Title: Your turn – 26 weeks to become a competent manager
Title: Your turn – Line Manager’s Guide
Publisher: AuthorHouse
Reviewer: John Pope

These two important books are on the same theme of improving the quality of management. They are designed to help front-line managers and team leaders make a success of their first management positions. I can think of many senior managers who would get real and substantial benefits by following this strong down-to-earth, practical advice and guidance.

'YOUR TURN - 26 weeks to become a competent manager' is a hand-book which starts with explaining the role of the manager and advises the 'beginner' on getting off on the right foot, establishing position, clarifying what is expected, identifying authority and responsibilities. It advises setting a weekly half-hour slot with the superior and suggests topics to cover. Over the following weeks it sets out key management skills. It always gives clear practical advice on dealing with issues which too many managers shirk, such as dealing with a discipline or  performance issue. At the end of six months it sets a test, self-scored and suggests projects for further development. Too many new managers take too long to acquire the important skills, and too many fail as a result. A new manager who takes the advice which Your Turn gives will have a strong foundation and have few problems in developing further.  I think it excellent value for money.
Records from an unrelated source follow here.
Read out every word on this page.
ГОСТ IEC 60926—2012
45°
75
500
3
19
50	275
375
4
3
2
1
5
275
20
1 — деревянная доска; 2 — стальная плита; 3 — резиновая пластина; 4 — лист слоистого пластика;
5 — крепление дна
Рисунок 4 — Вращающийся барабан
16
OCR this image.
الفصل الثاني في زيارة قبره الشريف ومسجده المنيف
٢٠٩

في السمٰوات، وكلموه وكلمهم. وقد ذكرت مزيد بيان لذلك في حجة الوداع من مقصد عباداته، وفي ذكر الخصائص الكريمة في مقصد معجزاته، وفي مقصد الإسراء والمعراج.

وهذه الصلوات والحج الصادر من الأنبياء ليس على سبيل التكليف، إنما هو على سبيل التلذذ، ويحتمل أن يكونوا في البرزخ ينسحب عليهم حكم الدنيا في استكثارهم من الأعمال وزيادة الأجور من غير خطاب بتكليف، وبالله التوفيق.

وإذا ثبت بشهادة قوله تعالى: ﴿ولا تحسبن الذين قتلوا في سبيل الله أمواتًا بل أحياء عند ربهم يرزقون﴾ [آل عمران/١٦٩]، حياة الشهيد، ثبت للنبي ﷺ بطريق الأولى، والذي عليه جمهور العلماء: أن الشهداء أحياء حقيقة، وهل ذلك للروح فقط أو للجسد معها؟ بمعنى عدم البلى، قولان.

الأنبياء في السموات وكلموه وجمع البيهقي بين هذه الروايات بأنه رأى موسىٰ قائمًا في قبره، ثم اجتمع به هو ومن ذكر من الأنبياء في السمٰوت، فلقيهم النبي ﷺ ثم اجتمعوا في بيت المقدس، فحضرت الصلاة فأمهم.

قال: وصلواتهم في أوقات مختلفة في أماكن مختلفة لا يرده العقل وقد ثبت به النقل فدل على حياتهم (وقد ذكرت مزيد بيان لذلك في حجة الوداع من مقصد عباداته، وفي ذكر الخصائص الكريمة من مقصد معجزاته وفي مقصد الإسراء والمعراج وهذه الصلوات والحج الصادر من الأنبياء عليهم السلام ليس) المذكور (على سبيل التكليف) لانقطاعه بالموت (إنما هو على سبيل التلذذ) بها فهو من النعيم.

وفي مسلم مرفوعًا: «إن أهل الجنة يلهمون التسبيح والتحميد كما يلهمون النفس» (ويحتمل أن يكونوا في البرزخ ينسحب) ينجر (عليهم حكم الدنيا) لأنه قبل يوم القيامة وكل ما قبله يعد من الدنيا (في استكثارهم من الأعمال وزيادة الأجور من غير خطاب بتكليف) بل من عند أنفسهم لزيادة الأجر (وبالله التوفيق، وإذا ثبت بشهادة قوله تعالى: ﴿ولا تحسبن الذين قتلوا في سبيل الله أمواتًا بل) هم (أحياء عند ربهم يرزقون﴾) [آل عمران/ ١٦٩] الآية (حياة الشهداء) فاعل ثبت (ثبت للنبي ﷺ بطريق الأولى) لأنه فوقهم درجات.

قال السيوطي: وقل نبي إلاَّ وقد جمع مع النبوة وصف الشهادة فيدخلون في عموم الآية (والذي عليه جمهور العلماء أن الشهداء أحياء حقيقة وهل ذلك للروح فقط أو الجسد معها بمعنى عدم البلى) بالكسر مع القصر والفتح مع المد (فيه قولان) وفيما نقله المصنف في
'YOUR TURN - Line Manager's Guide' is a counterpart written to help the new manager's superior in the same way.  It contains more detailed suggestions for discussions and action. The advice it gives is designed to help senior and junior develop an effective and very constructive relationship. The emphasis on continuous and structured improvement when followed up will make it easy at annual appraisal or performance review to build strong effective development plans. However it does not have the same impact as Your Turn. There are various suggestions for its use, one of which is as the basis for an induction programme. It is clearly expensive and most would be deterred from buying it except for multiple use. Since its marketing is still a little vague I suggest members view it themselves on the Your Turn website. It is also worth looking at it on Amazon.

Few present-day managers will remember Training within Industry (TWI), imported from the US in the 1940s, a structured approach to give managers clear practical guidance and reliable processes for dealing with difficult situations. It was abandoned in favour of flashier methods, but old managers still cling to the prompt cards which accompanied the sessions. There are too few practical books on the same lines. Your Turn is practical, ready-to-use help for managers and, though designed for the new first-line manager, is useable at all levels. Easy to read, easy to remember, it will help managers and their seniors develop good, productive relationships at work. I believe both books are worth many videos and distance learning packages since they concentrate on mutual involvement of manager and subordinate to understand eachothers jobs.